Vertical transmission of intestinal microbiota altered by 5-aminosalicylic acid leads to a protective effect protect against dextran sulfate sodium-induced colitis. The severity of colitis was assessed on day 7 after dextran sulfate sodium (DSS)-induced colitis was initiated in the 5-aminosalicylic acid (5-ASA)-derived group and non-treated (NT)-derived group.

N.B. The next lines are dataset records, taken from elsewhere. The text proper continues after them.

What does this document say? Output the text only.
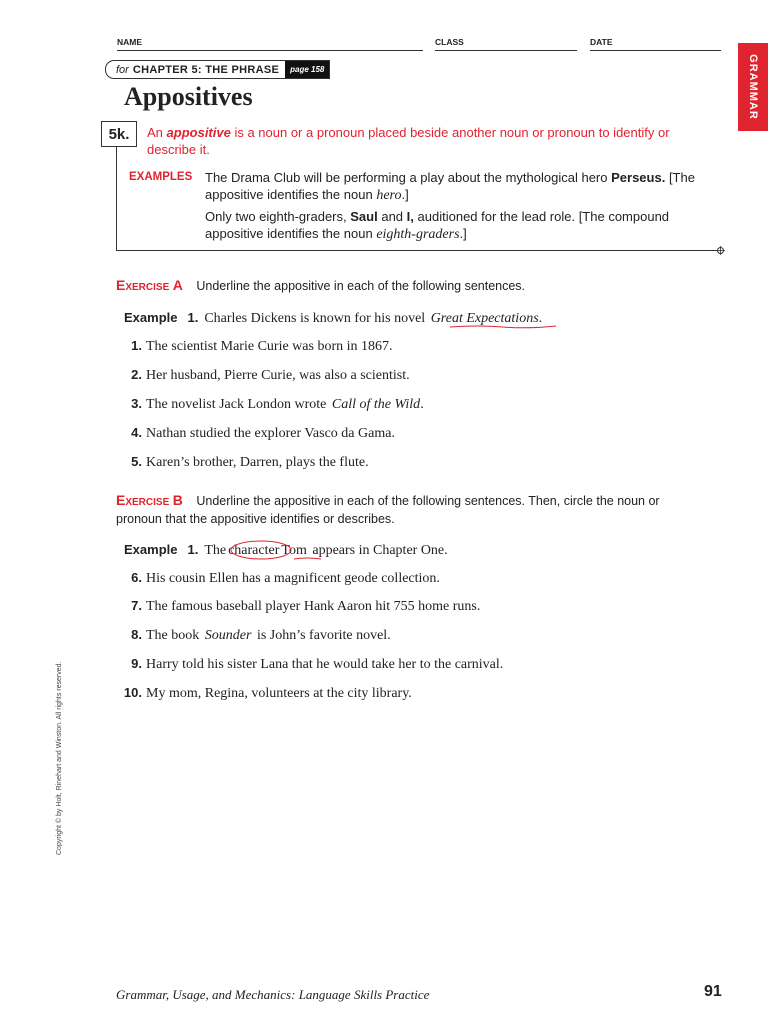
NAME	CLASS	DATE
GRAMMAR
for CHAPTER 5: THE PHRASE	page 158
Appositives
5k.	An appositive is a noun or a pronoun placed beside another noun or pronoun to identify or describe it.
EXAMPLES The Drama Club will be performing a play about the mythological hero Perseus. [The appositive identifies the noun hero.]
Only two eighth-graders, Saul and I, auditioned for the lead role. [The compound appositive identifies the noun eighth-graders.]
EXERCISE A Underline the appositive in each of the following sentences.
Example 1. Charles Dickens is known for his novel Great Expectations.
1. The scientist Marie Curie was born in 1867.
2. Her husband, Pierre Curie, was also a scientist.
3. The novelist Jack London wrote Call of the Wild.
4. Nathan studied the explorer Vasco da Gama.
5. Karen’s brother, Darren, plays the flute.
EXERCISE B Underline the appositive in each of the following sentences. Then, circle the noun or pronoun that the appositive identifies or describes.
Example 1. The character Tom appears in Chapter One.
6. His cousin Ellen has a magnificent geode collection.
7. The famous baseball player Hank Aaron hit 755 home runs.
8. The book Sounder is John’s favorite novel.
9. Harry told his sister Lana that he would take her to the carnival.
10. My mom, Regina, volunteers at the city library.
Copyright © by Holt, Rinehart and Winston. All rights reserved.
Grammar, Usage, and Mechanics: Language Skills Practice	91
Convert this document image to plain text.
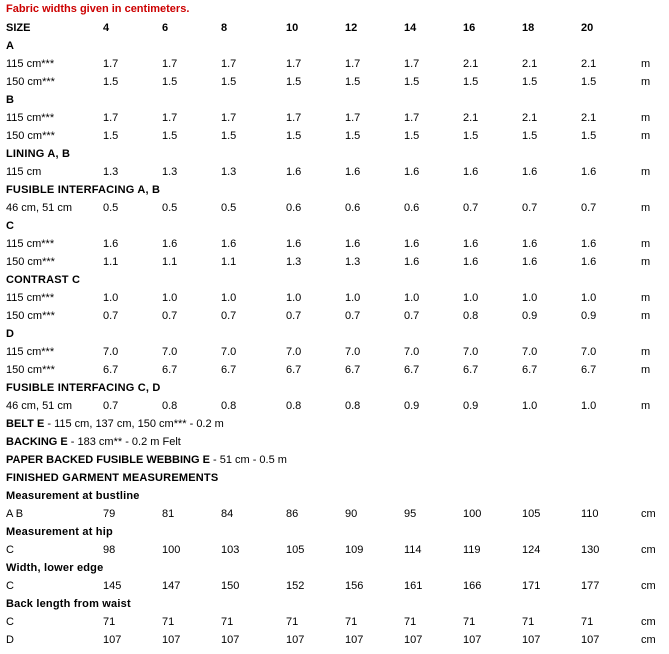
Fabric widths given in centimeters.
SIZE	4	6	8	10	12	14	16	18	20
A
115 cm***	1.7	1.7	1.7	1.7	1.7	1.7	2.1	2.1	2.1	m
150 cm***	1.5	1.5	1.5	1.5	1.5	1.5	1.5	1.5	1.5	m
B
115 cm***	1.7	1.7	1.7	1.7	1.7	1.7	2.1	2.1	2.1	m
150 cm***	1.5	1.5	1.5	1.5	1.5	1.5	1.5	1.5	1.5	m
LINING A, B
115 cm	1.3	1.3	1.3	1.6	1.6	1.6	1.6	1.6	1.6	m
FUSIBLE INTERFACING A, B
46 cm, 51 cm	0.5	0.5	0.5	0.6	0.6	0.6	0.7	0.7	0.7	m
C
115 cm***	1.6	1.6	1.6	1.6	1.6	1.6	1.6	1.6	1.6	m
150 cm***	1.1	1.1	1.1	1.3	1.3	1.6	1.6	1.6	1.6	m
CONTRAST C
115 cm***	1.0	1.0	1.0	1.0	1.0	1.0	1.0	1.0	1.0	m
150 cm***	0.7	0.7	0.7	0.7	0.7	0.7	0.8	0.9	0.9	m
D
115 cm***	7.0	7.0	7.0	7.0	7.0	7.0	7.0	7.0	7.0	m
150 cm***	6.7	6.7	6.7	6.7	6.7	6.7	6.7	6.7	6.7	m
FUSIBLE INTERFACING C, D
46 cm, 51 cm	0.7	0.8	0.8	0.8	0.8	0.9	0.9	1.0	1.0	m
BELT E - 115 cm, 137 cm, 150 cm*** - 0.2 m
BACKING E - 183 cm** - 0.2 m Felt
PAPER BACKED FUSIBLE WEBBING E - 51 cm - 0.5 m
FINISHED GARMENT MEASUREMENTS
Measurement at bustline
A B	79	81	84	86	90	95	100	105	110	cm
Measurement at hip
C	98	100	103	105	109	114	119	124	130	cm
Width, lower edge
C	145	147	150	152	156	161	166	171	177	cm
Back length from waist
C	71	71	71	71	71	71	71	71	71	cm
D	107	107	107	107	107	107	107	107	107	cm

Male data are shown (n = 5 in the NT-derived group and n = 11 in the 5-ASA-derived group) (A) disease activity index. (B) The length of the cecum, length of the colon, and the colon weight per length with representative macroscopic images. (C) Histological score of the colon with representative microscopic images (×200 and ×400). (D) Histological scores of score 1 (inflammatory cell infiltrate) and score 2 (intestinal architecture). (E) Body weight changes during DSS treatment. The data are the mean ± SEM. **p < 0.01, ***p < 0.001, Mann–Whitney U-test. Female data are shown in Supplemental Figure S9.